L’article 14 de la loi du 24 mai 1888 portant réglementation
de la situation du banc d’épreuves des armes à feu établi à Liège
est remplacé par la disposition suivante :
« Les ministres des Affaires économiques et de la Justice prescriront
les mesures de contrôle et de surveillance nécessaires ».
L’article 8, § 2, alinéas 1er et 2, de
la loi du 10 avril 1990 réglant la sécurité privée
et particulière est remplacé comme suit :
Par dérogation aux articles 11, 13 et 14 de la loi sur les
armes, les autorisations de stockage, de détention et de port
d’armes dans le chef des entreprises, services et personnes
visées dans la présente loi, sont accordées,
limitées, suspendues ou retirées par le ministre de
l’Intérieur dans les conditions fixées par la
présente loi, ainsi que selon les conditions supplémentaires
déterminées par le Roi et selon une procédure
qu’il détermine.
Sous réserve des dispositions visées à l’article
29 de la loi sur les armes, les infractions commises par les entreprises,
services et personnes visés dans la présente loi à et
en exécution de la disposition, visée à l’alinéa
précédent, sont recherchées et constatées
par les personnes visées à l’article 16 de la
présente loi.
A l’article 13.5 de la loi du 10 avril 1990 réglant
la sécurité privée et particulière, les
mots « par dérogation à l’article 4, alinéa
premier de la loi du 3 janvier 1933 relative à la fabrication,
au commerce et au port des armes et au commerce des munitions» sont
remplacés par les mots « par dérogation à l’article
3, 9°, de la loi sur les armes ».
L’article 1erbis de la loi du 29 juillet 1934 interdisant
les milices privées est remplacé comme suit :
« Sont aussi interdites :
1° les exhibitions en public de particuliers en groupe qui, soit
par les exercices auxquels ils se livrent, soit par l’uniforme
ou les pièces d’équipement qu’ils portent,
ont l’apparence de troupes militaires;
2° la tenue de ou la participation à des exercices collectifs,
avec ou sans armes, destinés à apprendre l’utilisation
de la violence à des particuliers.
La disposition visée à l’alinéa 1er n’est
pas applicable aux exercices qui sont exclusivement exécutés
dans le cadre d’un sport reconnu par les Communautés,
ni aux organismes de formation agréés à cet
effet dans le cadre de la loi réglementant la sécurité privée
et particulière.
La disposition visée à l’alinéa
1er, 1°,
ne s’applique pas aux groupes qui poursuivent exclusivement un
but charitable.»
CHAPITRE XVIII.
Dispositions transitoires
§ 1er.
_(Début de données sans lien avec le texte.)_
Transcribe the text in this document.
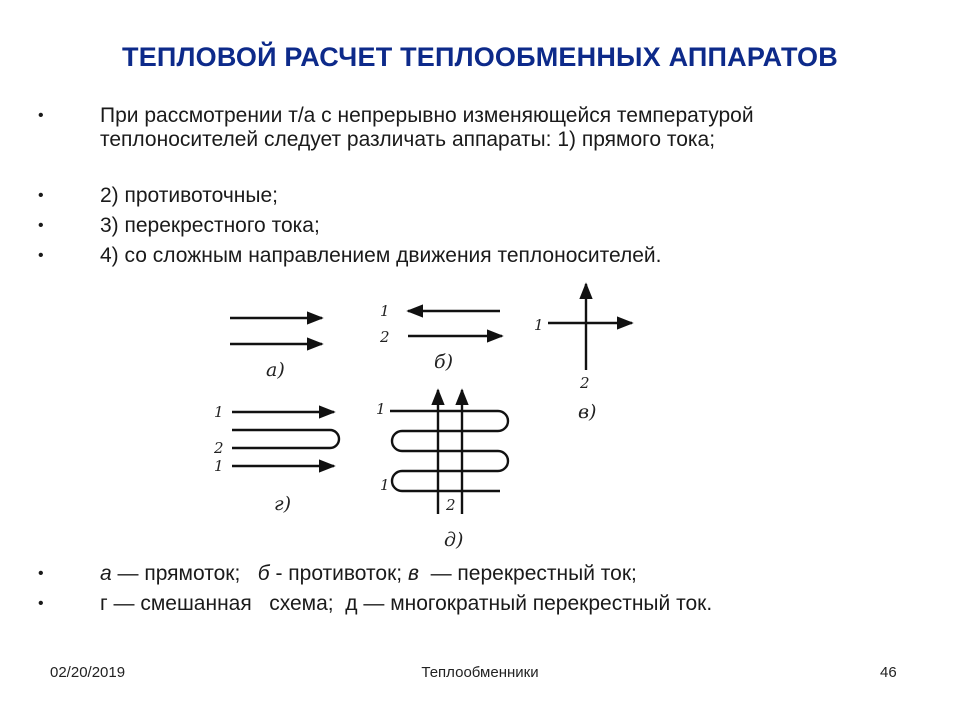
ТЕПЛОВОЙ РАСЧЕТ ТЕПЛООБМЕННЫХ АППАРАТОВ
•	При рассмотрении т/а с непрерывно изменяющейся температурой теплоносителей следует различать аппараты: 1) прямого тока;
•	2) противоточные;
•	3) перекрестного тока;
•	4) со сложным направлением движения теплоносителей.
а)
1
2
б)
1
2
в)
1
2
1
г)
1
1
2
д)
•	а — прямоток;   б - противоток; в  — перекрестный ток;
•	г — смешанная   схема;  д — многократный перекрестный ток.
02/20/2019	Теплообменники	46
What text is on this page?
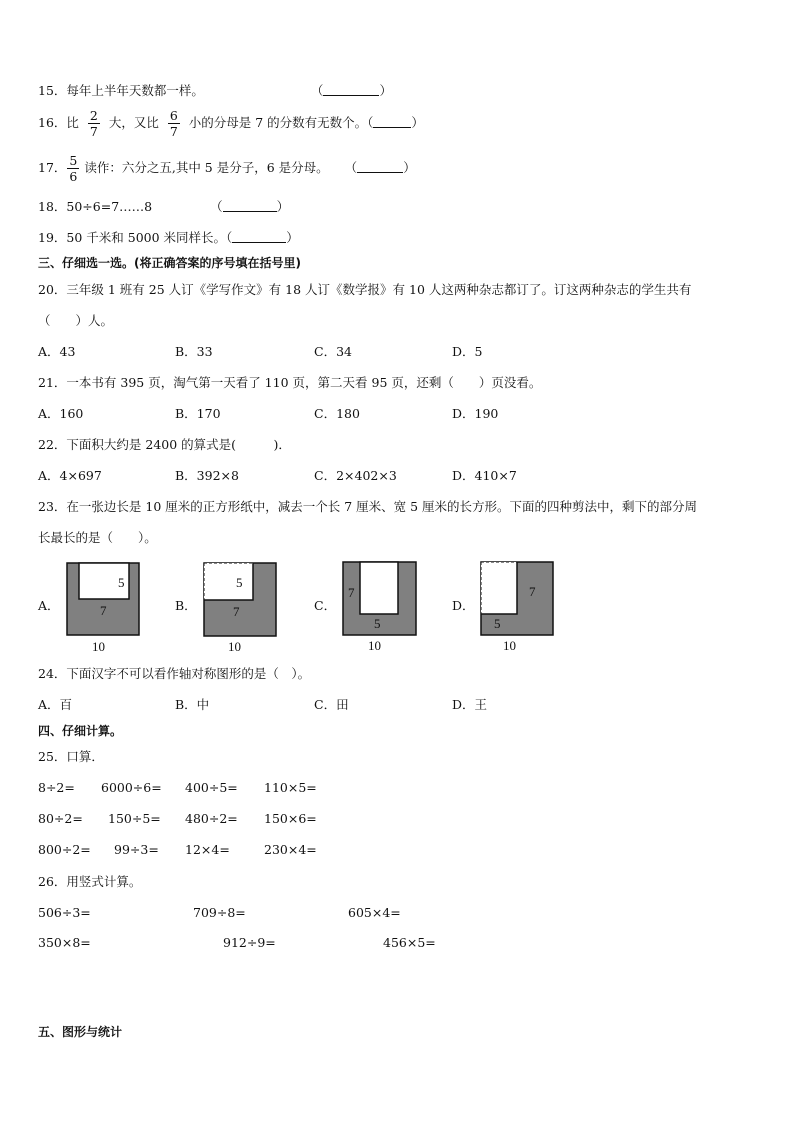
15．每年上半年天数都一样。	（	）
16．比 $\frac{2}{7}$ 大，又比 $\frac{6}{7}$ 小的分母是 7 的分数有无数个。（	）
17． $\frac{5}{6}$ 读作：六分之五,其中 5 是分子，6 是分母。 （	）
18．50÷6=7……8	（	）
19．50 千米和 5000 米同样长。（	）
三、仔细选一选。(将正确答案的序号填在括号里)
20．三年级 1 班有 25 人订《学写作文》有 18 人订《数学报》有 10 人这两种杂志都订了。订这两种杂志的学生共有
（　　）人。
A．43	B．33	C．34	D．5
21．一本书有 395 页，淘气第一天看了 110 页，第二天看 95 页，还剩（　　）页没看。
A．160	B．170	C．180	D．190
22．下面积大约是 2400 的算式是(　　　)．
A．4×697	B．392×8	C．2×402×3	D．410×7
23．在一张边长是 10 厘米的正方形纸中，减去一个长 7 厘米、宽 5 厘米的长方形。下面的四种剪法中，剩下的部分周
长最长的是（　　）。
A．	B．	C．	D．
5
7
10
5
7
10
7
5
10
7
5
10
24．下面汉字不可以看作轴对称图形的是（　）。
A．百	B．中	C．田	D．王
四、仔细计算。
25．口算．
8÷2= 6000÷6= 400÷5= 110×5=
80÷2= 150÷5= 480÷2= 150×6=
800÷2= 99÷3= 12×4=	230×4=
26．用竖式计算。
506÷3=	709÷8=	605×4=
350×8=	912÷9=	456×5=
五、图形与统计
Quiconque, à la date d’entrée
en vigueur de la présente loi, détient sans titre une
arme ou des munitions qui, conformément à la loi du
3 janvier 1933 relative à la fabrication, au commerce et au
port des armes et au commerce des munitions requérait une
autorisation de détention d’arme de défense ou
d’arme de guerre, pourra, pendant un délai de six mois
et selon une procédure à déterminer par le Roi,
demander l’autorisation nécessaire sans pouvoir être
poursuivi pour ce délit, pour autant que l’arme concernée
ne soit pas recherchée ou signalée.
§ 2. Quiconque, à la date d’entrée en vigueur de la
présente loi, détient une arme à feu devenue soumise à autorisation
en vertu de la présente loi, doit, par le biais de la police locale,
en faire la déclaration auprès du gouverneur compétent
pour sa résidence dans les six mois.
Si l’intéressé est titulaire d’un permis
de chasse ou d’une licence de tireur sportif, l’arme
est automatiquement enregistrée à son nom. Si tel n’est
pas le cas, une autorisation lui est délivrée à condition
qu’il soit majeur et qu’il n’ait pas encouru de
condamnations visées à l’article 5, § 4.
Si l’arme à feu désormais soumise à autorisation
a été acquise après le 1er janvier 2006, l’autorisation
est délivrée à titre provisoire pour une période
d’un an.
§ 1er. Quiconque, à la date d’entrée
en vigueur de la présente loi, possédera une arme prohibée
ou une arme ou des munitions visées à l’article
44, § 1er, pourra pendant une période de six mois en
faire abandon auprès du service de police locale de son choix
sous couvert de l’anonymat et sans s’exposer à des
poursuites sur base de la présente loi, pour autant que l’arme
concernée ne soit pas recherchée ou signalée.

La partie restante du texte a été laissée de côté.